Talking through these questions with you on a call will give us four things:

  1. A good understanding of your project, its objectives and what you want the market to know
  2. Facts and figures, proof points and important details that set you aside from the competition
  3. Insight into the way you talk, including phrases and industry jargon that you use
  4. An opportunity to ask follow-up questions.

During the call, we might stray onto sensitive topics or ask difficult questions. However, when you’re talking to PR consultants, you’re in control, as you will get the opportunity to review and approve anything we write. That is not the case when talking with a journalist – so think of this kind of PR briefing as a safe way to develop your skills as a media spokesperson.

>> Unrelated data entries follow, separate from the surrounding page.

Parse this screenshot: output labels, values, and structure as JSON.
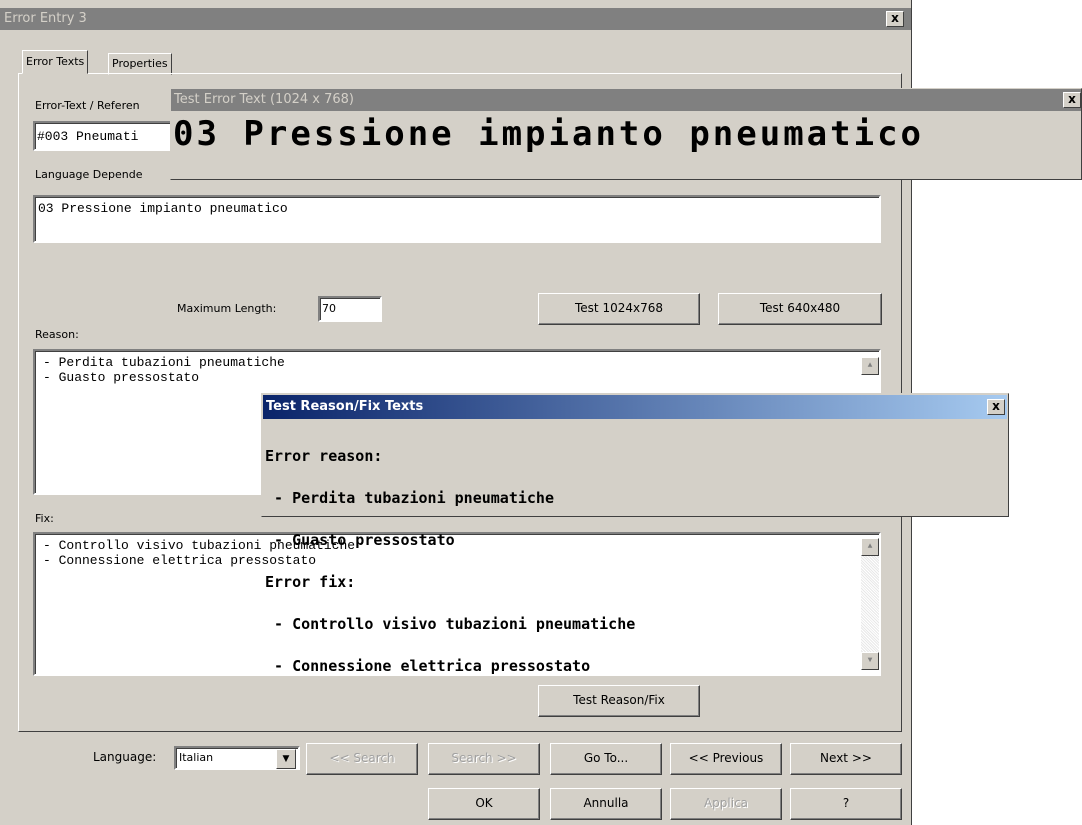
{
  "main_window": {
    "title": "Error Entry 3",
    "close_glyph": "x",
    "tabs": [
      {
        "label": "Error Texts"
      },
      {
        "label": "Properties"
      }
    ],
    "reference_label": "Error-Text / Referen",
    "reference_value": "#003 Pneumati",
    "language_dependent_label": "Language Depende",
    "language_text": "03 Pressione impianto pneumatico",
    "max_length_label": "Maximum Length:",
    "max_length_value": "70",
    "test_1024_button": "Test 1024x768",
    "test_640_button": "Test 640x480",
    "reason_label": "Reason:",
    "reason_lines": [
      "- Perdita tubazioni pneumatiche",
      "- Guasto pressostato"
    ],
    "fix_label": "Fix:",
    "fix_lines": [
      "- Controllo visivo tubazioni pneumatiche",
      "- Connessione elettrica pressostato"
    ],
    "test_reason_fix_button": "Test Reason/Fix",
    "language_label": "Language:",
    "language_value": "Italian",
    "search_prev_button": "<< Search",
    "search_next_button": "Search >>",
    "goto_button": "Go To...",
    "previous_button": "<< Previous",
    "next_button": "Next >>",
    "ok_button": "OK",
    "cancel_button": "Annulla",
    "apply_button": "Applica",
    "help_button": "?"
  },
  "test_error_window": {
    "title": "Test Error Text (1024 x 768)",
    "close_glyph": "x",
    "text": "03 Pressione impianto pneumatico"
  },
  "test_reason_window": {
    "title": "Test Reason/Fix Texts",
    "close_glyph": "x",
    "lines": [
      "Error reason:",
      " - Perdita tubazioni pneumatiche",
      " - Guasto pressostato",
      "Error fix:",
      " - Controllo visivo tubazioni pneumatiche",
      " - Connessione elettrica pressostato"
    ]
  },
  "colors": {
    "dialog_bg": "#d4d0c8",
    "inactive_title": "#808080",
    "active_title_start": "#0a246a",
    "active_title_end": "#a6caf0"
  }
}
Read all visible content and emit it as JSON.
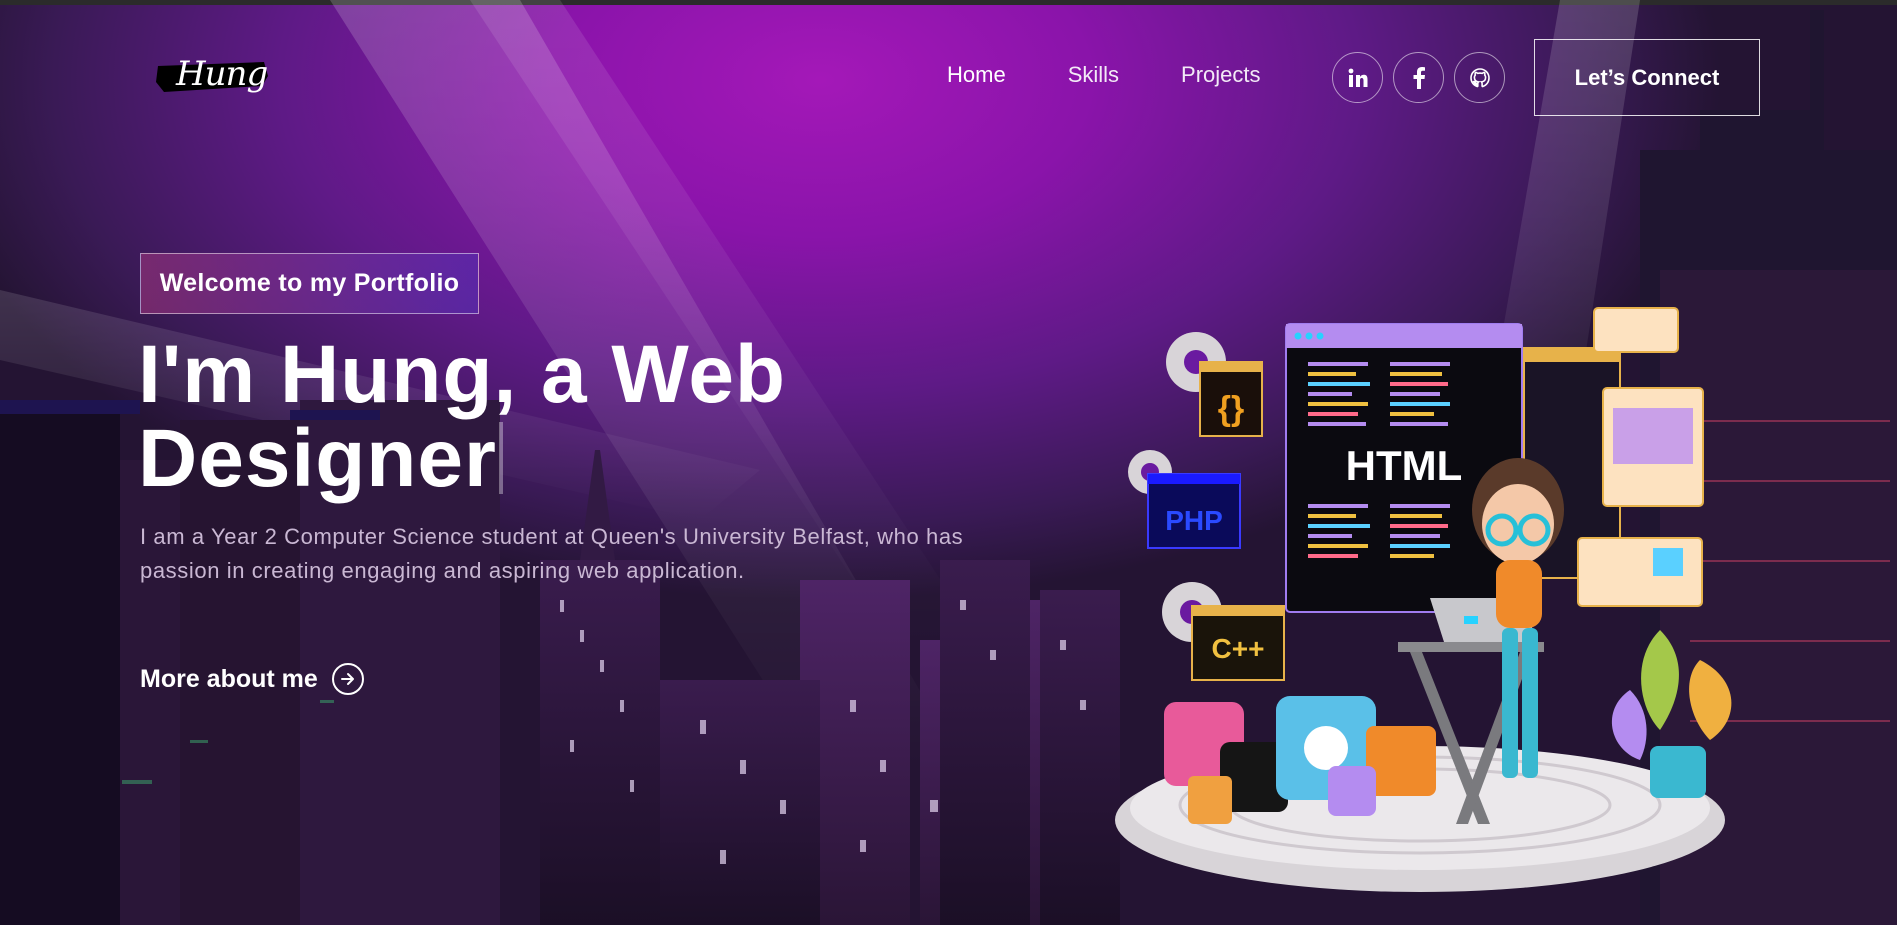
{
  "nav": {
    "logo_text": "Hung",
    "links": [
      {
        "label": "Home"
      },
      {
        "label": "Skills"
      },
      {
        "label": "Projects"
      }
    ],
    "socials": [
      {
        "icon": "linkedin-icon",
        "glyph": "in"
      },
      {
        "icon": "facebook-icon",
        "glyph": "f"
      },
      {
        "icon": "github-icon",
        "glyph": "gh"
      }
    ],
    "connect_label": "Let’s Connect"
  },
  "hero": {
    "tagline": "Welcome to my Portfolio",
    "headline_line1": "I'm Hung, a Web",
    "headline_line2": "Designer",
    "description": "I am a Year 2 Computer Science student at Queen's University Belfast, who has passion in creating engaging and aspiring web application.",
    "cta_label": "More about me"
  },
  "illustration": {
    "labels": {
      "html": "HTML",
      "php": "PHP",
      "cpp": "C++",
      "curly": "{}"
    }
  },
  "colors": {
    "accent_gradient_start": "#AA367C",
    "accent_gradient_end": "#4A2FBD",
    "background_purple": "#8a14aa"
  }
}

We’ll always try to use your time wisely by having just one briefing call and then reworking the same story as many times as we can. This will help raise your profile without it taking too much of your time. We will ask for your feedback every time we write a new piece of content. But because we learn a bit more about you every time you respond, it should become quicker to review content over time.

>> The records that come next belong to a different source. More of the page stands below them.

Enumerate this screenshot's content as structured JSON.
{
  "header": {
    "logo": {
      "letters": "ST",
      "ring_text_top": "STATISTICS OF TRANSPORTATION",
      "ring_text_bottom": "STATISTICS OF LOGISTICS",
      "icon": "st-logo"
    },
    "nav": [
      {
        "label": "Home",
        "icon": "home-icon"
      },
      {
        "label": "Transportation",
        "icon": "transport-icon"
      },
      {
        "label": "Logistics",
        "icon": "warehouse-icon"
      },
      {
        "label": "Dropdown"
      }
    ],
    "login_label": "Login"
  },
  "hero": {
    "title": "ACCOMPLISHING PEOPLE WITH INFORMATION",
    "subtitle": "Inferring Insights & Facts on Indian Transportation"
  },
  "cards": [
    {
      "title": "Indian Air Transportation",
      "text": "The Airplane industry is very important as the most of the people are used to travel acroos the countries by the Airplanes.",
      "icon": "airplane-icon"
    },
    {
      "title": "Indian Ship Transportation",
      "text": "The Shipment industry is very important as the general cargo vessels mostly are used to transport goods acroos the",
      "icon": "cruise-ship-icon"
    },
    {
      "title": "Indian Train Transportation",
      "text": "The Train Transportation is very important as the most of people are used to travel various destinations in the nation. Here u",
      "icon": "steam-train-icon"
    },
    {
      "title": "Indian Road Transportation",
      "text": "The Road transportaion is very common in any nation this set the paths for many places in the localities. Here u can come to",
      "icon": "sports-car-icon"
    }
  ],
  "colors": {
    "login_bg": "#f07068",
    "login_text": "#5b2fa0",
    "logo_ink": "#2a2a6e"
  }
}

A quick introduction to different types of PR content

We write different types of content to meet different objectives. Each one needs a different approach, for example using less formality or a particular structure. However, we’ll always get better results if we have a great photo to illustrate whatever we’re talking about (this includes decent headshots)!

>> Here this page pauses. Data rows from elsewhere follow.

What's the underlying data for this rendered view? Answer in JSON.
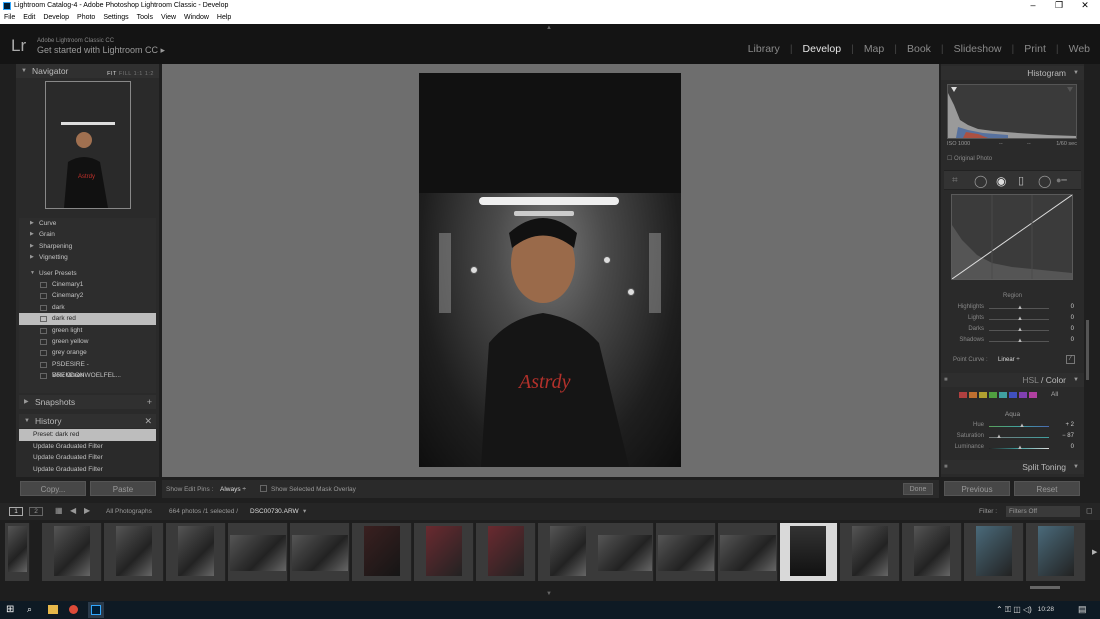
{
  "window": {
    "title": "Lightroom Catalog-4 - Adobe Photoshop Lightroom Classic - Develop",
    "minimize": "–",
    "maximize": "❐",
    "close": "✕"
  },
  "menu": [
    "File",
    "Edit",
    "Develop",
    "Photo",
    "Settings",
    "Tools",
    "View",
    "Window",
    "Help"
  ],
  "identity": {
    "logo": "Lr",
    "line1": "Adobe Lightroom Classic CC",
    "line2": "Get started with Lightroom CC ▸"
  },
  "modules": [
    "Library",
    "Develop",
    "Map",
    "Book",
    "Slideshow",
    "Print",
    "Web"
  ],
  "active_module": "Develop",
  "navigator": {
    "title": "Navigator",
    "opts": [
      "FIT",
      "FILL",
      "1:1",
      "1:2"
    ]
  },
  "presets": [
    {
      "label": "Curve",
      "type": "folder"
    },
    {
      "label": "Grain",
      "type": "folder"
    },
    {
      "label": "Sharpening",
      "type": "folder"
    },
    {
      "label": "Vignetting",
      "type": "folder"
    },
    {
      "label": "User Presets",
      "type": "folder-open"
    },
    {
      "label": "Cinemary1",
      "type": "child"
    },
    {
      "label": "Cinemary2",
      "type": "child"
    },
    {
      "label": "dark",
      "type": "child"
    },
    {
      "label": "dark red",
      "type": "child",
      "selected": true
    },
    {
      "label": "green light",
      "type": "child"
    },
    {
      "label": "green yellow",
      "type": "child"
    },
    {
      "label": "grey orange",
      "type": "child"
    },
    {
      "label": "PSDESIRE - BRENDONWOELFEL...",
      "type": "child"
    },
    {
      "label": "Volk Green",
      "type": "child"
    }
  ],
  "snapshots": {
    "title": "Snapshots"
  },
  "history": {
    "title": "History",
    "items": [
      {
        "label": "Preset: dark red",
        "selected": true
      },
      {
        "label": "Update Graduated Filter"
      },
      {
        "label": "Update Graduated Filter"
      },
      {
        "label": "Update Graduated Filter"
      }
    ]
  },
  "buttons": {
    "copy": "Copy...",
    "paste": "Paste",
    "previous": "Previous",
    "reset": "Reset",
    "done": "Done"
  },
  "toolbar": {
    "show_edit_pins_label": "Show Edit Pins :",
    "show_edit_pins_value": "Always ÷",
    "overlay_label": "Show Selected Mask Overlay"
  },
  "histogram": {
    "title": "Histogram",
    "iso": "ISO 1000",
    "dash1": "--",
    "dash2": "--",
    "shutter": "1/60 sec",
    "original": "Original Photo"
  },
  "curve": {
    "region": "Region",
    "sliders": [
      {
        "label": "Highlights",
        "value": "0"
      },
      {
        "label": "Lights",
        "value": "0"
      },
      {
        "label": "Darks",
        "value": "0"
      },
      {
        "label": "Shadows",
        "value": "0"
      }
    ],
    "point_curve_label": "Point Curve :",
    "point_curve_value": "Linear ÷"
  },
  "hsl": {
    "title_hsl": "HSL",
    "sep": " / ",
    "title_color": "Color",
    "all": "All",
    "channel": "Aqua",
    "sliders": [
      {
        "label": "Hue",
        "value": "+ 2"
      },
      {
        "label": "Saturation",
        "value": "− 87"
      },
      {
        "label": "Luminance",
        "value": "0"
      }
    ]
  },
  "split_toning": {
    "title": "Split Toning"
  },
  "swatch_colors": [
    "#b04040",
    "#c07030",
    "#b0a030",
    "#50a040",
    "#40a0a0",
    "#4050c0",
    "#8040b0",
    "#b040a0"
  ],
  "filmstrip": {
    "page1": "1",
    "page2": "2",
    "source": "All Photographs",
    "count": "664 photos /1 selected /",
    "filename": "DSC00730.ARW",
    "filter_label": "Filter :",
    "filter_value": "Filters Off"
  },
  "taskbar": {
    "time": "10:28"
  }
}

  • Press releases – these are to raise awareness via the media. They should only be used for big news announcements that will have a broad reach because it can be pitched to multiple titles and exclusivity isn’t an issue.
  • Byliner – often known as a contributed article or an op-ed or opinion piece. It will normally appear in a trade/sector specialist magazine. They can be seen as the opposite of a press release as they are narrow but deep. They are great for thought leadership your and explaining complex concepts. To make the most of your budget, we won’t draft a byliner until an editor has accepted our pitch and we’re certain we have a home for it.
  • Blog – usually, these will appear on your own website/social media profile and your marketing team will probably share this content via marketing campaigns. Your SEO team will also be keen on this content.
  • White paper – an in-depth report that draws together your research and opinions with data, theory and market trends. White papers are often used in gated content campaigns: campaigns to help your marketing team gather data about potential customers, including marketing qualified leads that need to be nurtured by business development units. They are also used as raw material for other types of content e.g. a whitepaper could be serialised into blogs with calls to action in the blog content designed to get a target audience to download the original whitepaper.

A final tip…

Check that you know how to use track changes and edits in Word! Using track changes in Word is second nature to people who work in marketing so it’s easy to forget that subject matter experts may not be aware of the tool, especially if they are in customer-facing roles, in the field, or work primarily with spreadsheets and specialist software.

Knowing how to edit using track changes in a document will save everyone’s time. For example, showing ‘all markup’ shows every edit (and who made it) but this can feel overwhelming. You can switch to see a clean version by choosing to view the document as a ‘simple markup’ instead.

If you’re not sure, watch this video from Microsoft to check how to track changes – it’s 81 seconds well spent!